I guess my question/tip is. What is the maximum theoretical combustion efficiency of a boiler? And does anyone have any comments on a practical maximum effciency? I've heard from a reputable manufacturer that 94% is the highest efficiency to be expected from a natural gas boiler.

Any comments?

 

[imok2]

Those efficiencies are possible with furnices but only because they have double heat exchangers the squeeze out the heat of condensation, so if there is some way to take advantage of this process,say with the stack gas and bring the same process to bare then I don't know how they can get that much efficiency. Others may have the answer, good post!

 

[walkes]

In most boilers the heat from the combustion of natural gas is broken down into the following components 10.2% latent heat and 89.8% sensible.
Of the 89.8% sensible it is further broken down to 4% flue gas, 4% jacket loss and the remaining ~82% is used to heat the fluid. This occurs with a net stack temperature (the temperature of the flue gas above the primary air temperature)in the area of 350°F and a CO2 output of 10% ( the CO2 produced is in relation to the amount of excess air during combustion in this case 15-20%).

Now by doing some creative things the efficiency can be increased. By adjusting the fuel-air mixture the efficiency can be increased. By reducing the net stack temperature the efficiency is increased (achieved by forcing the combustion process into the condensing range and increasing the amount of heat transferred to the fluid). By insulating the boiler better the jacket loss is reduced.

The 10.2% latent heat is regained by condensing in the boiler and the heat is transferred to the fluid the loss is less than 2%. The cooler flue gas radiates less heat the loss is now less than 1%. Well insulated boilers can reduce heat loss to less than 1%. Now you have ~96% of the combustion energy transferred to the fluid.

The 96% is likely only achievable when doing domestic water heating from 40°F to 140° staying in the condensing range as much as possible.

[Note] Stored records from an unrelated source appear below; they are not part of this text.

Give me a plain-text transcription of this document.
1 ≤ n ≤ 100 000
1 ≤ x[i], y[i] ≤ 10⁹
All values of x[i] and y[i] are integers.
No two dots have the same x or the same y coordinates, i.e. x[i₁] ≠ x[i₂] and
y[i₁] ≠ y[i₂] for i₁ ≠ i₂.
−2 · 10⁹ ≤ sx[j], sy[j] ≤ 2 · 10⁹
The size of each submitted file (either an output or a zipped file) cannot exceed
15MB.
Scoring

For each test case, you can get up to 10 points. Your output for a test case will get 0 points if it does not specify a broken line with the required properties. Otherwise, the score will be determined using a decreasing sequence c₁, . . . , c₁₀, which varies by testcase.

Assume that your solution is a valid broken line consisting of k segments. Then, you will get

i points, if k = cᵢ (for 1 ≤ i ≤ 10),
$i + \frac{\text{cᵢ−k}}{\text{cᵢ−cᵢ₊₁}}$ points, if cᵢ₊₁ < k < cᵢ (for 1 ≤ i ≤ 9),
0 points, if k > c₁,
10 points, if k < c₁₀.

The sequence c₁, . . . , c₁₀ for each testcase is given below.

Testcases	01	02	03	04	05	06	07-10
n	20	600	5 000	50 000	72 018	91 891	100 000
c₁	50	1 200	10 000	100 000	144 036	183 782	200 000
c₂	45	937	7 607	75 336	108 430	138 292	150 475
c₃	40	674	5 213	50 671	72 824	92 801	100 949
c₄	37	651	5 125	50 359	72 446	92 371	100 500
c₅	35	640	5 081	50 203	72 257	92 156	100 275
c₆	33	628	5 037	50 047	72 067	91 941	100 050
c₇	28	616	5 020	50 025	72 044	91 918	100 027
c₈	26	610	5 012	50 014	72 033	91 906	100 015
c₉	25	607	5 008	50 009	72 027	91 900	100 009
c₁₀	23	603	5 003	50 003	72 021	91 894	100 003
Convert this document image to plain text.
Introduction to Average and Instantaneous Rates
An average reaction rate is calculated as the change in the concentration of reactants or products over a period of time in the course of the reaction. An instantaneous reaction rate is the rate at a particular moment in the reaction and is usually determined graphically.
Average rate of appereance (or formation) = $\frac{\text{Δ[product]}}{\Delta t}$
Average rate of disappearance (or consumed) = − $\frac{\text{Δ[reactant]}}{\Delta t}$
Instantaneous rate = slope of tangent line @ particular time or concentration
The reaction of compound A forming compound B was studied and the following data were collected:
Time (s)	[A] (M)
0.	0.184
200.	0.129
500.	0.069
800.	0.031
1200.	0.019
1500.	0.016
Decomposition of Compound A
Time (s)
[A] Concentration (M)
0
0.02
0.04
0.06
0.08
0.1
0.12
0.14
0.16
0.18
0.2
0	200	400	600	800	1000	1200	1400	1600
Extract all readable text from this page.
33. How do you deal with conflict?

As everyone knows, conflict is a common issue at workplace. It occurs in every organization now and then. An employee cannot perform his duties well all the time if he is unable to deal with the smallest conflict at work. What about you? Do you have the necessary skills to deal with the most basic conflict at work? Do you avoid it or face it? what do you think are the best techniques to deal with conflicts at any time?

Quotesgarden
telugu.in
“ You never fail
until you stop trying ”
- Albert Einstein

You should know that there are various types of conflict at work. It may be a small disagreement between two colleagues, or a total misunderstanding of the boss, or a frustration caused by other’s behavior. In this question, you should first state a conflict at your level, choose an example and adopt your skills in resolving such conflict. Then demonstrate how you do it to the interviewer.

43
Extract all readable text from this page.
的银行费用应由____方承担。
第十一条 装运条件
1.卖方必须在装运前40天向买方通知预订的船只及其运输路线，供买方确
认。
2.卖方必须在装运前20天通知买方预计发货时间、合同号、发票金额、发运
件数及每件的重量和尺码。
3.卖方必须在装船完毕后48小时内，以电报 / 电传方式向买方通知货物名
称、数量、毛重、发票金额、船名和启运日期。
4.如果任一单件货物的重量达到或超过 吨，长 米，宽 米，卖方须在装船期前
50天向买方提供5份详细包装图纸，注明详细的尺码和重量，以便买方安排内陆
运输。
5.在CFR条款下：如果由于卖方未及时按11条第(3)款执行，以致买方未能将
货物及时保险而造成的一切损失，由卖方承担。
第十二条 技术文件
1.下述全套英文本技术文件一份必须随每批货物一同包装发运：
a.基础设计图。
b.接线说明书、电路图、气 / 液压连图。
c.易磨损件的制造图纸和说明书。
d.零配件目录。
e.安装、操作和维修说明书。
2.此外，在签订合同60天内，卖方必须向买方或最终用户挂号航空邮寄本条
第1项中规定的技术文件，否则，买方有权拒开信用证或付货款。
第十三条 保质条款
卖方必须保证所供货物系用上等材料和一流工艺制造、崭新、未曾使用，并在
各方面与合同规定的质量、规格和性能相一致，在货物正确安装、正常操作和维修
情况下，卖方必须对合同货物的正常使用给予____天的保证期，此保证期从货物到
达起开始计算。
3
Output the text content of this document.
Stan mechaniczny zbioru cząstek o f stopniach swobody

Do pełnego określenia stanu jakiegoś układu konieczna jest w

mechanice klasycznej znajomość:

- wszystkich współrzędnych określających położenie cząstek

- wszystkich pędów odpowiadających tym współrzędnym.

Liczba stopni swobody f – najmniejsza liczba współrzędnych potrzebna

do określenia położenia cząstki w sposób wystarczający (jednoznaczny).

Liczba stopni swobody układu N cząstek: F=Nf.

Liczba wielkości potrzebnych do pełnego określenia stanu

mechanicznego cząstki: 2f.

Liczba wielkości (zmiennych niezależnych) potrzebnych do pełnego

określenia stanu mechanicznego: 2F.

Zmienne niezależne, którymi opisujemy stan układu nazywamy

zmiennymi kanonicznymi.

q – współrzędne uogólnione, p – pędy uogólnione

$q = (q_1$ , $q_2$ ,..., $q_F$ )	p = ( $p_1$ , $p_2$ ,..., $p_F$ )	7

There are other factors that will affect the dewpoint of the flue gas like altitude of the system, and the exact combustion process (excess air etc).

Hope that helps somewhat.

 

[Accystan]

Wilkes:

That's a really good post; an excellent explanation/overview of the combustion process within boilers. Very well broken down into understandable chunks.

Thank-you.

Just out of interest, are the percentages you quote hard and fast numbers or do they vary appreciably under the influence of external factors (gas composition, combustion air temp/humidity, altitude etc.)?

 

[walkes]

The percentages are not hard and fast, they will vary with gas composition, combustion air temperature/humidity altitude etc.

combustion air intake temperature from 0°F to 100°F will vary the combustion efficiency +/- 1.5% compared to 70°F combustion air.

I attended a condensing boiler technology seminar put on by Viessmann Boilers in Waterloo, Ontario, Canada. They explained the combustion process very well, I guess some of it stuck with me. Another resource for combustion analysis would be Bacharach (they produce flue gas analyzers and other combustion analysis equipment but I don't have any contact information)

 

[NorgenLou]

People sometimes overlook that if the equipment is in an area that needs heat anyway (many residential units), the efficiency issue becomes much less important since many of the "losses" aren't really losses.